China is our biggest export market, but it’s sluggishness is hurting our shipments, as are price falls. In the nine months to March, Australian exports to China actually dipped slightly to $55.633 million from $55.890 million in the same period of 2011-12.

Meanwhile, China’s exports rose a better-than-expected 14.7% last month and imports jumped nearly 17% from a year ago (and were up on March’s levels) – leaving a trade surplus of more than $US18 billion – and a lot of sceptical western analysts when reckon with Japan and South Korea both experiencing weak growth and exports, China’s data is not reliable.

But the country’s demand for crude oil and iron ore was maintained with imports of both commodity up for a second consecutive month in April as cheaper overseas prices encouraged stockpiling, and improving seasonal demand saw steelmakers lift purchases.

Copper imports fell for a second successive month – down 7.4% in April (to their lowest level in 22 months and the 7.2% rise in March) and supporting the contention that the country’s need for the red metal has slowed because of oversupply, weak demand and a lot of unsold stocks.
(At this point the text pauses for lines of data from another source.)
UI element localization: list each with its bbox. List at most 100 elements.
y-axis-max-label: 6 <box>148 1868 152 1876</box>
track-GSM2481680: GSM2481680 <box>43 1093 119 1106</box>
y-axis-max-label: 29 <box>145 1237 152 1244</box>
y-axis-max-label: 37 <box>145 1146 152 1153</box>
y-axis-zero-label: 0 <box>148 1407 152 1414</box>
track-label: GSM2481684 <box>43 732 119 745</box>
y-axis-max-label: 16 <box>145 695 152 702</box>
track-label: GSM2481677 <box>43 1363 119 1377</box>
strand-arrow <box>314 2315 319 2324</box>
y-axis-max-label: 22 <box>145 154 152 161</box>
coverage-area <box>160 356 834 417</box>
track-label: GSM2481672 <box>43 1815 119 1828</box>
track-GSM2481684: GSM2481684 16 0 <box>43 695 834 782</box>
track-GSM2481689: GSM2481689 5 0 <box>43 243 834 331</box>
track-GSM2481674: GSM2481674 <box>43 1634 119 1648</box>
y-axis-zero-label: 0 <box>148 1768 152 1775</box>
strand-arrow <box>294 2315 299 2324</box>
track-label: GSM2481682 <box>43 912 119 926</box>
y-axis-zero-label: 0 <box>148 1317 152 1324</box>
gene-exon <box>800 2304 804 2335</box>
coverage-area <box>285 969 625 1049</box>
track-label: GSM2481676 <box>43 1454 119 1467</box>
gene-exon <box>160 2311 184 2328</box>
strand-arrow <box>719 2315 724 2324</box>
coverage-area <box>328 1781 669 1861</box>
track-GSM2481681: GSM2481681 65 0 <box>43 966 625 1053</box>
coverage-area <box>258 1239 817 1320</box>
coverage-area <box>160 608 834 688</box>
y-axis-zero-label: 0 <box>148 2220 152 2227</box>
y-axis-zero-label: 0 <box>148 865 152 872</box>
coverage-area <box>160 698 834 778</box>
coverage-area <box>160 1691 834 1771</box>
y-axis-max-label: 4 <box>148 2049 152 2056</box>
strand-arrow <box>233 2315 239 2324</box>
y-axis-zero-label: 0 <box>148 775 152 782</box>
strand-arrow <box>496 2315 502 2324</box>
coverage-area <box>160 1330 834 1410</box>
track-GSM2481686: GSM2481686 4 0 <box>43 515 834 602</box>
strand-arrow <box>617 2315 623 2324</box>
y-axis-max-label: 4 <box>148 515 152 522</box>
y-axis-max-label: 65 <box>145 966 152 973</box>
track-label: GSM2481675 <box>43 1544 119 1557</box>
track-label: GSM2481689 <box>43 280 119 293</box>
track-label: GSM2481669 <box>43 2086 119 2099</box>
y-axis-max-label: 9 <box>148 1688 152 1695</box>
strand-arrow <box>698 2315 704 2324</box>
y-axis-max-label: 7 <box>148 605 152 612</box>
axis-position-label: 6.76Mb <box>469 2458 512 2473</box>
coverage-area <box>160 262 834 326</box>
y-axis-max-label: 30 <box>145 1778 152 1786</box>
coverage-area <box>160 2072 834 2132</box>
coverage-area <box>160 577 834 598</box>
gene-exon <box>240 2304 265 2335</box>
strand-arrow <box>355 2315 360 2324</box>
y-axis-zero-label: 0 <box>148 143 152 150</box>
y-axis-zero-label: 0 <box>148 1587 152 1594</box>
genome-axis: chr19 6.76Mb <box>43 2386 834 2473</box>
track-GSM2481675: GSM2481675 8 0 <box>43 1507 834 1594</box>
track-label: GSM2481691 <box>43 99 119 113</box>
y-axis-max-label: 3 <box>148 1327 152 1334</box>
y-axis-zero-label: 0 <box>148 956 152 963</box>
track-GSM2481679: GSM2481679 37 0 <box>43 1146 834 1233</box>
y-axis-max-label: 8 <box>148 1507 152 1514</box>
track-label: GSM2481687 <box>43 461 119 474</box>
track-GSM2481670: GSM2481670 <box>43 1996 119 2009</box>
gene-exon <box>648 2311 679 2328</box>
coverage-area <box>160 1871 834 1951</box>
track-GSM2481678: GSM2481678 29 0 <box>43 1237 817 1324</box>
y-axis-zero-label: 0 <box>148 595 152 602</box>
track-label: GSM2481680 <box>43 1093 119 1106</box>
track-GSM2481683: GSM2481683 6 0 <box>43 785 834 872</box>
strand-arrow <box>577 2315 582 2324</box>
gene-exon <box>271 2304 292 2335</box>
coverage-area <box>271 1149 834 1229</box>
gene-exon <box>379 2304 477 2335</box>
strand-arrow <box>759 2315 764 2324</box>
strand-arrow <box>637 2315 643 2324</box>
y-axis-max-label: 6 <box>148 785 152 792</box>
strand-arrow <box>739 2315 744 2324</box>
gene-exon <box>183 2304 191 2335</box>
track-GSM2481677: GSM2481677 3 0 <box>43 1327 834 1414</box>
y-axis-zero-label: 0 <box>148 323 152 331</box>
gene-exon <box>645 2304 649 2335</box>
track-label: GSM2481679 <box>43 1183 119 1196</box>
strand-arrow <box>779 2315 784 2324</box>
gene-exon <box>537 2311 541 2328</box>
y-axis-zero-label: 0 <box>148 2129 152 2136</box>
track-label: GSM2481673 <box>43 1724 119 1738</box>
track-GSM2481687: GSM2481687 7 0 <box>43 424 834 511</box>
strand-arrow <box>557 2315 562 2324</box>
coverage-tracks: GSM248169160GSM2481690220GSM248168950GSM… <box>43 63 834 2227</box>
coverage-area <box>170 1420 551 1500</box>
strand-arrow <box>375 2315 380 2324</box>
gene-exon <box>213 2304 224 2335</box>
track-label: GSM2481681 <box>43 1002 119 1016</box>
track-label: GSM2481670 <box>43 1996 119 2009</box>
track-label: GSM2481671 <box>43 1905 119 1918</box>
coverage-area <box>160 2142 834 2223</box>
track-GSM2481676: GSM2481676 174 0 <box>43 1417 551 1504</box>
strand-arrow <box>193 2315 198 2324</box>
Strikes in Chile played a part as well because China is the world’s major buyer and Chile is the world’s leading producer.

Daily crude oil imports by China rose 3.7% in April from year ago and 3.5% in March – driven by a cold Spring and slightly higher demand from industry and refiners restocking after the sharp fall in world oil prices in the month.
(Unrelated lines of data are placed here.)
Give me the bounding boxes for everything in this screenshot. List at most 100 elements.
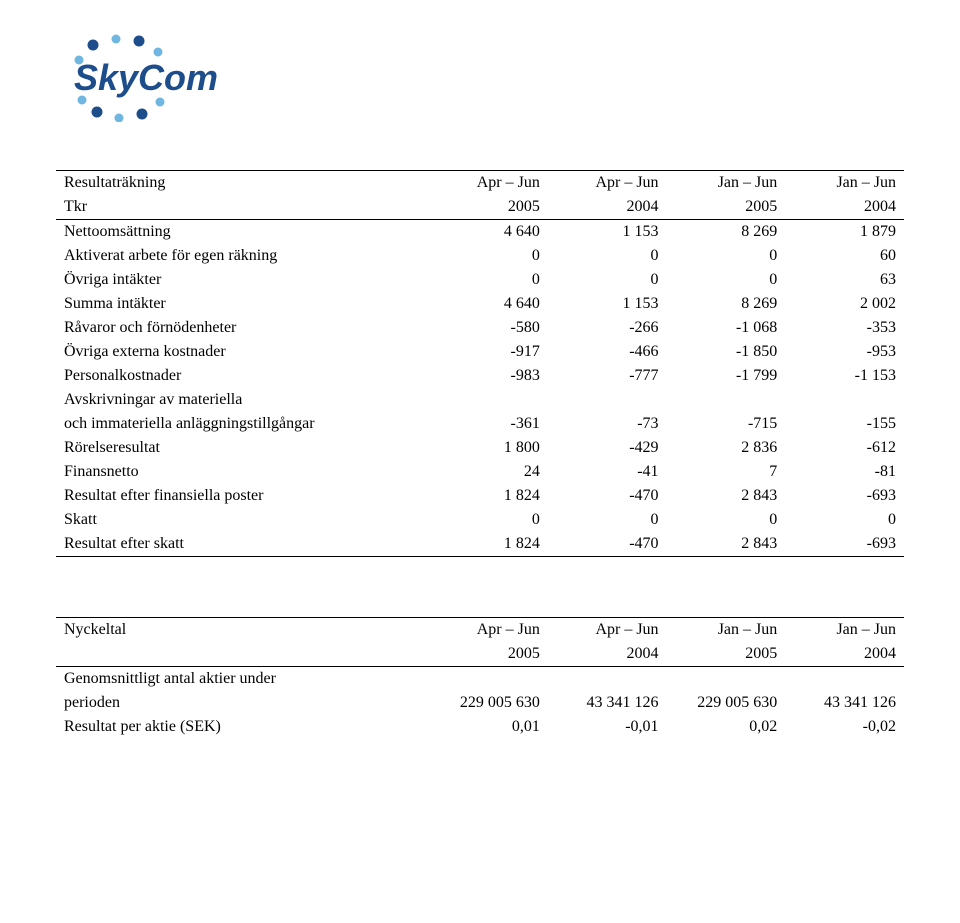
table1-period-2: Jan – Jun xyxy=(667,171,786,196)
row-value xyxy=(548,667,667,692)
logo-text: SkyCom xyxy=(74,57,218,98)
row-value: -777 xyxy=(548,364,667,388)
table2-year-0: 2005 xyxy=(429,642,548,667)
table2-period-2: Jan – Jun xyxy=(667,618,786,643)
row-value: 63 xyxy=(785,268,904,292)
table1-period-0: Apr – Jun xyxy=(429,171,548,196)
row-value: -353 xyxy=(785,316,904,340)
row-value: -953 xyxy=(785,340,904,364)
table2-year-3: 2004 xyxy=(785,642,904,667)
logo: SkyCom xyxy=(56,32,904,122)
row-value: -1 068 xyxy=(667,316,786,340)
row-value: 2 002 xyxy=(785,292,904,316)
table-row: Rörelseresultat1 800-4292 836-612 xyxy=(56,436,904,460)
table1-title: Resultaträkning xyxy=(56,171,429,196)
table1-period-1: Apr – Jun xyxy=(548,171,667,196)
row-value: 0 xyxy=(429,244,548,268)
row-value: -73 xyxy=(548,412,667,436)
row-value: 43 341 126 xyxy=(548,691,667,715)
row-value: -429 xyxy=(548,436,667,460)
row-value xyxy=(667,388,786,412)
row-value xyxy=(785,388,904,412)
table-row: Övriga intäkter00063 xyxy=(56,268,904,292)
row-value: 0 xyxy=(429,268,548,292)
row-label: Summa intäkter xyxy=(56,292,429,316)
row-value: 0,02 xyxy=(667,715,786,739)
table2-period-3: Jan – Jun xyxy=(785,618,904,643)
row-value: -470 xyxy=(548,484,667,508)
row-label: Genomsnittligt antal aktier under xyxy=(56,667,429,692)
row-value: 8 269 xyxy=(667,292,786,316)
table1-period-3: Jan – Jun xyxy=(785,171,904,196)
row-label: perioden xyxy=(56,691,429,715)
row-value xyxy=(667,667,786,692)
row-value: 0 xyxy=(429,508,548,532)
row-value: 1 153 xyxy=(548,292,667,316)
row-label: Nettoomsättning xyxy=(56,220,429,245)
table-row: Avskrivningar av materiella xyxy=(56,388,904,412)
row-value: -1 850 xyxy=(667,340,786,364)
row-value: -0,02 xyxy=(785,715,904,739)
row-value: 0 xyxy=(667,244,786,268)
row-value: 4 640 xyxy=(429,292,548,316)
row-value: 1 824 xyxy=(429,484,548,508)
row-value: 0 xyxy=(548,508,667,532)
row-value: 1 824 xyxy=(429,532,548,557)
row-value: -0,01 xyxy=(548,715,667,739)
table2-title: Nyckeltal xyxy=(56,618,429,643)
table2-header-row1: Nyckeltal Apr – Jun Apr – Jun Jan – Jun … xyxy=(56,618,904,643)
table-row: Resultat efter skatt1 824-4702 843-693 xyxy=(56,532,904,557)
row-value: 7 xyxy=(667,460,786,484)
row-value: 0 xyxy=(548,244,667,268)
row-value xyxy=(429,667,548,692)
row-value xyxy=(429,388,548,412)
row-label: Aktiverat arbete för egen räkning xyxy=(56,244,429,268)
table-row: Övriga externa kostnader-917-466-1 850-9… xyxy=(56,340,904,364)
skycom-logo-svg: SkyCom xyxy=(56,32,266,122)
row-label: Avskrivningar av materiella xyxy=(56,388,429,412)
row-label: Personalkostnader xyxy=(56,364,429,388)
table-row: perioden229 005 63043 341 126229 005 630… xyxy=(56,691,904,715)
table-row: Skatt0000 xyxy=(56,508,904,532)
nyckeltal-table: Nyckeltal Apr – Jun Apr – Jun Jan – Jun … xyxy=(56,617,904,739)
row-value: 0 xyxy=(667,508,786,532)
row-value: 2 843 xyxy=(667,484,786,508)
table-row: Aktiverat arbete för egen räkning00060 xyxy=(56,244,904,268)
row-label: Finansnetto xyxy=(56,460,429,484)
row-value: 24 xyxy=(429,460,548,484)
table-row: Nettoomsättning4 6401 1538 2691 879 xyxy=(56,220,904,245)
row-value: -983 xyxy=(429,364,548,388)
table1-year-2: 2005 xyxy=(667,195,786,220)
row-label: Övriga externa kostnader xyxy=(56,340,429,364)
row-value: -917 xyxy=(429,340,548,364)
row-value: 60 xyxy=(785,244,904,268)
row-label: Råvaror och förnödenheter xyxy=(56,316,429,340)
table1-header-row2: Tkr 2005 2004 2005 2004 xyxy=(56,195,904,220)
row-value: 43 341 126 xyxy=(785,691,904,715)
row-value: 2 843 xyxy=(667,532,786,557)
row-label: Resultat per aktie (SEK) xyxy=(56,715,429,739)
row-value: 2 836 xyxy=(667,436,786,460)
row-value: 1 153 xyxy=(548,220,667,245)
row-value: -41 xyxy=(548,460,667,484)
row-value: -470 xyxy=(548,532,667,557)
row-value: 0,01 xyxy=(429,715,548,739)
row-label: Övriga intäkter xyxy=(56,268,429,292)
row-value: 0 xyxy=(785,508,904,532)
table-row: Genomsnittligt antal aktier under xyxy=(56,667,904,692)
table-row: och immateriella anläggningstillgångar-3… xyxy=(56,412,904,436)
row-value: -693 xyxy=(785,484,904,508)
row-value: -1 799 xyxy=(667,364,786,388)
table1-header-row1: Resultaträkning Apr – Jun Apr – Jun Jan … xyxy=(56,171,904,196)
row-value: -81 xyxy=(785,460,904,484)
row-value: -155 xyxy=(785,412,904,436)
row-value: 4 640 xyxy=(429,220,548,245)
row-value xyxy=(785,667,904,692)
table2-header-row2: 2005 2004 2005 2004 xyxy=(56,642,904,667)
row-label: Rörelseresultat xyxy=(56,436,429,460)
row-value: -361 xyxy=(429,412,548,436)
row-value xyxy=(548,388,667,412)
row-value: -1 153 xyxy=(785,364,904,388)
table-row: Summa intäkter4 6401 1538 2692 002 xyxy=(56,292,904,316)
row-label: Resultat efter skatt xyxy=(56,532,429,557)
But crude oil imports for the four months from January to April fell 0.9% percent from a year ago. That rate was down from nearly 7% for the same four month period last year. Copper and aluminium imports tumbled 27% percent and 43% respectively, compared with solid growth in 2012.

The latter falls confirms that demand for the metals is weaker than a year ago, and this has seen stocks rise. The situation however is complicated by an unknown amount of both metals (especially copper) being held in China’s warehouses because of financing deals and other lurks.

For Australia, China’s imports of iron ore is the most important figure (along with steel production) and they hit a near record 67.15 million tonnes, the third highest on record and up 4% from March. April’s total was the highest so far this year, and up sharply from the 57.7 million tonnes in April of last year.

Global iron ore prices traded around $US130 a tonne in China yesterday – a small rise, but still 18% down on the recent high of just over $US158.90 a tonne reached in February. For the first four months of this year, China’s iron ore imports hit 250 million tonnes, up from a year ago and an annual rate of around 750 million.

Monday sees data on industrial production, investment and retail sales released. That will give us a better picture of the economy’s health.